The bar had a total of seven people scattered throughout and it’s not like he was saving us the most amazing table in the place. When I arrived back with my glass of I-don’t-like-him-already-Shiraz he promptly suggested we sit somewhere else anyway. Yes he’d already bought himself a drink before I’d arrived if some of you aren’t following or thinking he was a Morman – and no, I wasn’t late.

This kind of behaviour to me screams volumes about what sort of person they really are. Ok fine, lets play the nerves card, he was ‘nervous’ so what ? When I’m nervous, I’m not rude to people. When I’m drunk yes – because it’s hilarious. But when I’m nervous the last reaction would be inconsiderate or rude – and if I did I’d very quickly apologise, tell them I’m nervous, how rude of me, gosh I’m not that like ever – you get the idea. You don’t need a smooth recovery – you just need to make things right.

So of course I’m suddenly thinking of every scenario with myself, men and bars – and not just dates, to try and quickly work out if I’m being a Princess over this. Perfect example springs to mind of meeting a guy from my gym at the pub before we went to a gig – I knew none of his friends – yes they might be VB drinking Aussies in London – but I’ve never laid eyes on any of them. Of course he’s sitting in a curved type couch with four friends either side when I arrive – awkward wave from me and he gets the four friends to move out so he can hop out – come over and say “Hey! lets get you a drink” Now I wasn’t gushing with oh-my-god-he-must-like-me, because he didn’t. All I thought was that’s really nice – he must be a good guy.

Then I thought immediately of my brother, who’s more boganic than the rest of us – but if a girl from our group turns up to the table without a drink in her hand – he’s the first to jump up, offer or keep interrupting her chatter and ask “Drink?” till she has one. Unless he’s half cut – then he might just stare at her legs before finding her a drink.

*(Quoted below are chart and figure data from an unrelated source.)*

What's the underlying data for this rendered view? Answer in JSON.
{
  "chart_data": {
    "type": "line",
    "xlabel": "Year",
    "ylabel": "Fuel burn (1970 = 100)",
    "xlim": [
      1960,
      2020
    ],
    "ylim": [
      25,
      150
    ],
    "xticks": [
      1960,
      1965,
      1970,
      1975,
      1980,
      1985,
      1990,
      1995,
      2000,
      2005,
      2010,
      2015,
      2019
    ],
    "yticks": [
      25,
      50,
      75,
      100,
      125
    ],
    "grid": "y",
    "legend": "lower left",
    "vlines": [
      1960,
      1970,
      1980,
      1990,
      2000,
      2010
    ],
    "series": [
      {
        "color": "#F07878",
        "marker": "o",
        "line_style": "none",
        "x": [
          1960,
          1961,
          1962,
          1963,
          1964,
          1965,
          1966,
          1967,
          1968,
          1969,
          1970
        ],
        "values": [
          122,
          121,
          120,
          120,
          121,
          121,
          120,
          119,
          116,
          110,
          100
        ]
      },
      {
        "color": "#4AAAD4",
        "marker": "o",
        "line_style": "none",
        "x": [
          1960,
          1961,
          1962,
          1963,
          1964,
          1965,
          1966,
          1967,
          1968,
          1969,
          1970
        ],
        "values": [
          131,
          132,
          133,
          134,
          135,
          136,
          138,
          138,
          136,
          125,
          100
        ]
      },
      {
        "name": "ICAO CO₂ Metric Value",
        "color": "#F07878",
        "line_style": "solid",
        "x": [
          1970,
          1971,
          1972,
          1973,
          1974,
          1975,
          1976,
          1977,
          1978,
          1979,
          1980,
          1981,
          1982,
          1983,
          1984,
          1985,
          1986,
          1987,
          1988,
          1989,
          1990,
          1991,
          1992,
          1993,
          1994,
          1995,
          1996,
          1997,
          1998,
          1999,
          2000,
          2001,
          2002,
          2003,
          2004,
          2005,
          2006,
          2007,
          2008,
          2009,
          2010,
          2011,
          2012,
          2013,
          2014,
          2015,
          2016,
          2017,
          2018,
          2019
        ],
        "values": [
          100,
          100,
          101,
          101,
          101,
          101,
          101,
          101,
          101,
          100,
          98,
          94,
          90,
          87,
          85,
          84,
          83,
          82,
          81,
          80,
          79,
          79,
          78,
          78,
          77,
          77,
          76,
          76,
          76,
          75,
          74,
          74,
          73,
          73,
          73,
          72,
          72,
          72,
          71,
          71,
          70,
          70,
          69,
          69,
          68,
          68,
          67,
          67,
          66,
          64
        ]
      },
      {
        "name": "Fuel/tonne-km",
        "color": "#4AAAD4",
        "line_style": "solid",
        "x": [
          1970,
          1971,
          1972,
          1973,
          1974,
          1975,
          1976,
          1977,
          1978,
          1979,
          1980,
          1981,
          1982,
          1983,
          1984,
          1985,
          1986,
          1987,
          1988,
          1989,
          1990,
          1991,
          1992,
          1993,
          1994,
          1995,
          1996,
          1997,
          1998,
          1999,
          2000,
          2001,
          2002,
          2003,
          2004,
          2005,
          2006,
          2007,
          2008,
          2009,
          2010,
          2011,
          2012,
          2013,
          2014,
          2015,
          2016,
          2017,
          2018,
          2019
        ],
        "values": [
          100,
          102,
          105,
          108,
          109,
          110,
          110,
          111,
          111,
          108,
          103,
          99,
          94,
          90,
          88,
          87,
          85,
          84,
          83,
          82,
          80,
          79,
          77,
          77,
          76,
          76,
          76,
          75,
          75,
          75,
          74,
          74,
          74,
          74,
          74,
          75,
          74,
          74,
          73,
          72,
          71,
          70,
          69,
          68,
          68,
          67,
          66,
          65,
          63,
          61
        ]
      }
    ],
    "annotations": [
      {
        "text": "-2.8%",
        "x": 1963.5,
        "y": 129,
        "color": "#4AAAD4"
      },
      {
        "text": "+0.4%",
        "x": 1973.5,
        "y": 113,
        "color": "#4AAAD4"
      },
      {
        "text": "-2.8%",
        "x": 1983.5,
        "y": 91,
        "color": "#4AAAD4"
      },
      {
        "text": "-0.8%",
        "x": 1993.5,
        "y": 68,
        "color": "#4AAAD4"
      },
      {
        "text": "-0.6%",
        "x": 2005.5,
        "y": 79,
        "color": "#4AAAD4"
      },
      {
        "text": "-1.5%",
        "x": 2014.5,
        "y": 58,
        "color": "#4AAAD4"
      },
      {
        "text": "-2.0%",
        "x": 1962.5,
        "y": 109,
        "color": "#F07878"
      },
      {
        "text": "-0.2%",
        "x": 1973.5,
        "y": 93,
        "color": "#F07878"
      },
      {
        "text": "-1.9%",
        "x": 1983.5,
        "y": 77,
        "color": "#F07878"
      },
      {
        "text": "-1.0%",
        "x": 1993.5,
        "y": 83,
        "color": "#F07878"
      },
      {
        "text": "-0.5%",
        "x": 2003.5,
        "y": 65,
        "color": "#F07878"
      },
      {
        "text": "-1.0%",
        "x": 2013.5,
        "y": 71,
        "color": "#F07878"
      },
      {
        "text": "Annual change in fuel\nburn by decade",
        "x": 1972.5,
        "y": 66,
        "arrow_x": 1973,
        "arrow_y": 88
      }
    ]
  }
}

There’s nothing more attractive than a man who can take charge – take a pretty accurate guess that most girls will drink a grape variety of beverage and casually say “Wine..?” as he heads over to the bar without a second thought or worrying glance back.

Which starts off the debate of who’s paying. I’ve got girlfriends who internally boil over with ‘Urgh-tight-ass’ the moment they offer to pay half and the guy says “Oh.. ok”.

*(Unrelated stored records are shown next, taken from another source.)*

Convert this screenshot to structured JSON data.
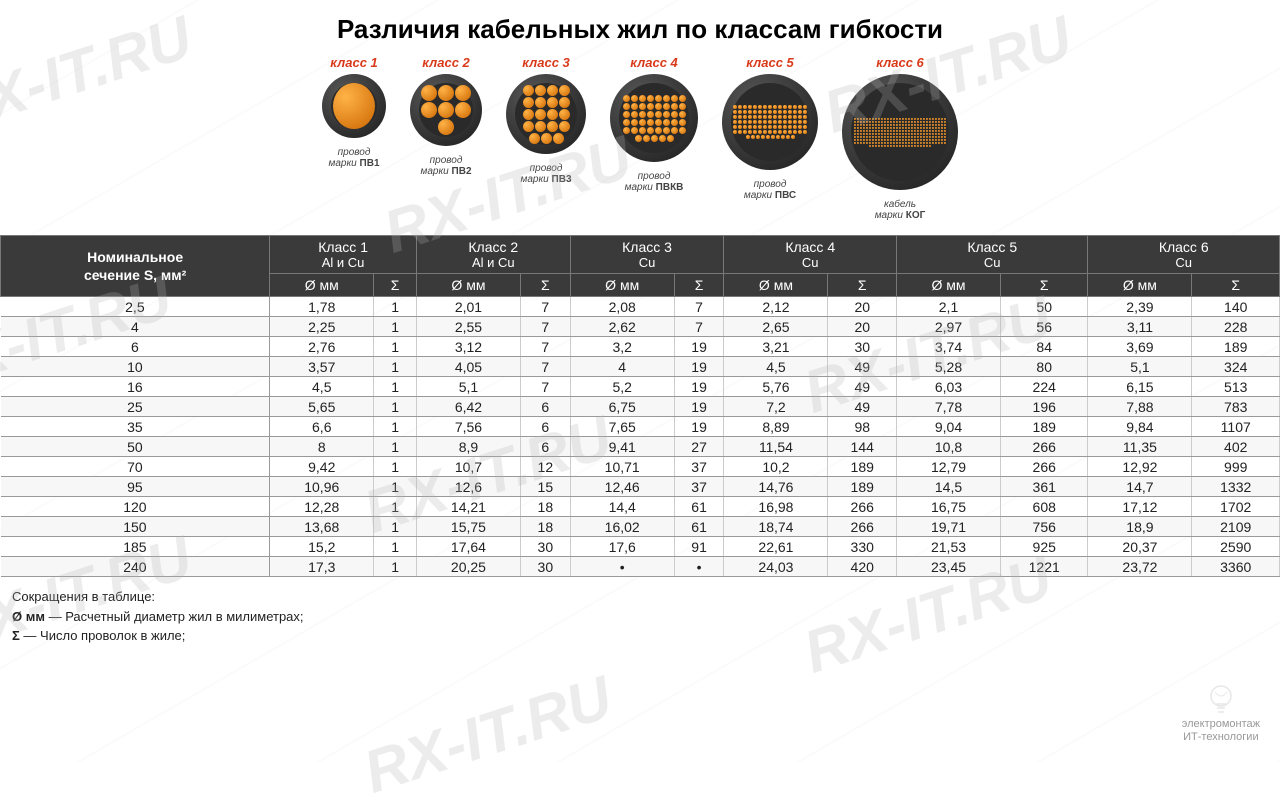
{
  "title": "Различия кабельных жил по классам гибкости",
  "watermark_text": "RX-IT.RU",
  "cables": [
    {
      "label": "класс 1",
      "size": 64,
      "inner": 46,
      "strands": 1,
      "strand_size": 46,
      "sub_line1": "провод",
      "sub_line2": "марки",
      "sub_mark": "ПВ1"
    },
    {
      "label": "класс 2",
      "size": 72,
      "inner": 54,
      "strands": 7,
      "strand_size": 16,
      "sub_line1": "провод",
      "sub_line2": "марки",
      "sub_mark": "ПВ2"
    },
    {
      "label": "класс 3",
      "size": 80,
      "inner": 62,
      "strands": 19,
      "strand_size": 11,
      "sub_line1": "провод",
      "sub_line2": "марки",
      "sub_mark": "ПВ3"
    },
    {
      "label": "класс 4",
      "size": 88,
      "inner": 70,
      "strands": 45,
      "strand_size": 7,
      "sub_line1": "провод",
      "sub_line2": "марки",
      "sub_mark": "ПВКВ"
    },
    {
      "label": "класс 5",
      "size": 96,
      "inner": 78,
      "strands": 100,
      "strand_size": 4,
      "sub_line1": "провод",
      "sub_line2": "марки",
      "sub_mark": "ПВС"
    },
    {
      "label": "класс 6",
      "size": 116,
      "inner": 98,
      "strands": 300,
      "strand_size": 2,
      "sub_line1": "кабель",
      "sub_line2": "марки",
      "sub_mark": "КОГ"
    }
  ],
  "table": {
    "row_header_l1": "Номинальное",
    "row_header_l2": "сечение S, мм²",
    "class_groups": [
      {
        "name": "Класс 1",
        "mat": "Al и Cu"
      },
      {
        "name": "Класс 2",
        "mat": "Al и Cu"
      },
      {
        "name": "Класс 3",
        "mat": "Cu"
      },
      {
        "name": "Класс 4",
        "mat": "Cu"
      },
      {
        "name": "Класс 5",
        "mat": "Cu"
      },
      {
        "name": "Класс 6",
        "mat": "Cu"
      }
    ],
    "sub_d": "Ø мм",
    "sub_s": "Σ",
    "rows": [
      [
        "2,5",
        "1,78",
        "1",
        "2,01",
        "7",
        "2,08",
        "7",
        "2,12",
        "20",
        "2,1",
        "50",
        "2,39",
        "140"
      ],
      [
        "4",
        "2,25",
        "1",
        "2,55",
        "7",
        "2,62",
        "7",
        "2,65",
        "20",
        "2,97",
        "56",
        "3,11",
        "228"
      ],
      [
        "6",
        "2,76",
        "1",
        "3,12",
        "7",
        "3,2",
        "19",
        "3,21",
        "30",
        "3,74",
        "84",
        "3,69",
        "189"
      ],
      [
        "10",
        "3,57",
        "1",
        "4,05",
        "7",
        "4",
        "19",
        "4,5",
        "49",
        "5,28",
        "80",
        "5,1",
        "324"
      ],
      [
        "16",
        "4,5",
        "1",
        "5,1",
        "7",
        "5,2",
        "19",
        "5,76",
        "49",
        "6,03",
        "224",
        "6,15",
        "513"
      ],
      [
        "25",
        "5,65",
        "1",
        "6,42",
        "6",
        "6,75",
        "19",
        "7,2",
        "49",
        "7,78",
        "196",
        "7,88",
        "783"
      ],
      [
        "35",
        "6,6",
        "1",
        "7,56",
        "6",
        "7,65",
        "19",
        "8,89",
        "98",
        "9,04",
        "189",
        "9,84",
        "1107"
      ],
      [
        "50",
        "8",
        "1",
        "8,9",
        "6",
        "9,41",
        "27",
        "11,54",
        "144",
        "10,8",
        "266",
        "11,35",
        "402"
      ],
      [
        "70",
        "9,42",
        "1",
        "10,7",
        "12",
        "10,71",
        "37",
        "10,2",
        "189",
        "12,79",
        "266",
        "12,92",
        "999"
      ],
      [
        "95",
        "10,96",
        "1",
        "12,6",
        "15",
        "12,46",
        "37",
        "14,76",
        "189",
        "14,5",
        "361",
        "14,7",
        "1332"
      ],
      [
        "120",
        "12,28",
        "1",
        "14,21",
        "18",
        "14,4",
        "61",
        "16,98",
        "266",
        "16,75",
        "608",
        "17,12",
        "1702"
      ],
      [
        "150",
        "13,68",
        "1",
        "15,75",
        "18",
        "16,02",
        "61",
        "18,74",
        "266",
        "19,71",
        "756",
        "18,9",
        "2109"
      ],
      [
        "185",
        "15,2",
        "1",
        "17,64",
        "30",
        "17,6",
        "91",
        "22,61",
        "330",
        "21,53",
        "925",
        "20,37",
        "2590"
      ],
      [
        "240",
        "17,3",
        "1",
        "20,25",
        "30",
        "•",
        "•",
        "24,03",
        "420",
        "23,45",
        "1221",
        "23,72",
        "3360"
      ]
    ]
  },
  "footnotes": {
    "title": "Сокращения в таблице:",
    "d_sym": "Ø мм",
    "d_text": " — Расчетный диаметр жил в милиметрах;",
    "s_sym": "Σ",
    "s_text": " — Число проволок в жиле;"
  },
  "logo": {
    "line1": "электромонтаж",
    "line2": "ИТ-технологии"
  },
  "colors": {
    "header_bg": "#3a3a3a",
    "accent_red": "#d93a1a",
    "copper_light": "#ffb347",
    "copper_dark": "#cc6600",
    "border": "#999999"
  }
}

I’ve got some different ideas on who should pay depending on the sort of date. If he’s point-blank cornered you like a deer and asked you out on a proper date then yes, he, the hunter, should be paying. If it’s online/ blind date/ set up type thing then it gets all hazy. You’re already both paying for the RSVP membership to meet ‘the one’ so does that mean halves for everything else?

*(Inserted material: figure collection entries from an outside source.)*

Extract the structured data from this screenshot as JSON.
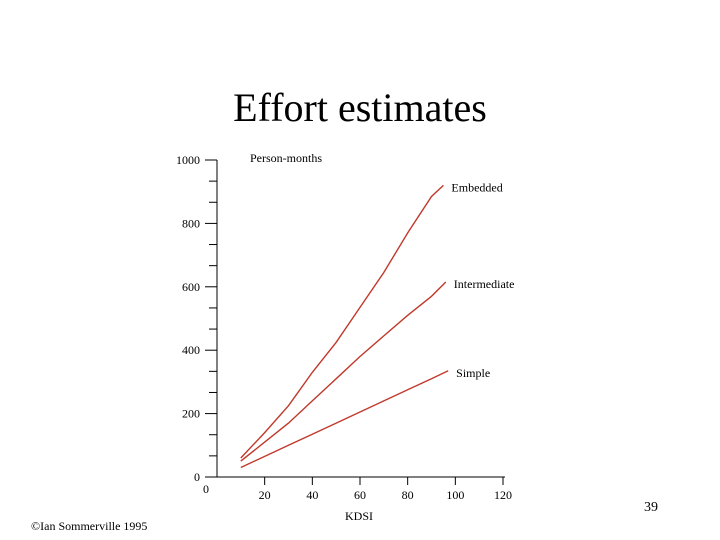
{
  "slide": {
    "title": "Effort estimates",
    "number": "39",
    "footer": "©Ian Sommerville 1995"
  },
  "chart_data": {
    "type": "line",
    "ylabel": "Person-months",
    "xlabel": "KDSI",
    "xlim": [
      0,
      120
    ],
    "ylim": [
      0,
      1000
    ],
    "x_ticks": [
      20,
      40,
      60,
      80,
      100,
      120
    ],
    "x_origin_label": "0",
    "y_ticks": [
      0,
      200,
      400,
      600,
      800,
      1000
    ],
    "grid": false,
    "line_color": "#c0392b",
    "series": [
      {
        "name": "Embedded",
        "x": [
          10,
          20,
          30,
          40,
          50,
          60,
          70,
          80,
          90,
          95
        ],
        "y": [
          60,
          140,
          225,
          330,
          425,
          535,
          645,
          770,
          885,
          920
        ]
      },
      {
        "name": "Intermediate",
        "x": [
          10,
          20,
          30,
          40,
          50,
          60,
          70,
          80,
          90,
          96
        ],
        "y": [
          50,
          110,
          170,
          240,
          310,
          380,
          445,
          510,
          570,
          615
        ]
      },
      {
        "name": "Simple",
        "x": [
          10,
          20,
          30,
          40,
          50,
          60,
          70,
          80,
          90,
          97
        ],
        "y": [
          30,
          65,
          100,
          135,
          170,
          205,
          240,
          275,
          310,
          335
        ]
      }
    ]
  }
}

But I’ll also say I’ll jump right in there and wave money or be quite stern about paying if I’m not keen on the guy – Don’t want him ‘expecting’ anything at the end of the night – and trust me yes, some guys really do. It’s like they have an excel spreadsheet for amount of drinks plus dinner equals how many bases plus brunch? Don’t get me started about Excel – I’ve seen my-management-consulting-male-housemates version with “Good in bed?”, “Does she know what a bluebird is?” to “Will she be a good Mum?” Appalled, speechless and a bit “Awww” all at once when I saw that. But I’m getting off topic. Mental note: don’t date management consultants.

So I’m saying guys should help get that first drink, at least GO to the bar with her, be a gentleman – it’s not hard to be decent, even if you don’t think she’s got potential – she’ll think you’re an awesome guy. First rounds and first actions, speak louder than words. Although in my case “Bar’s over there..!” was pretty loud and clear.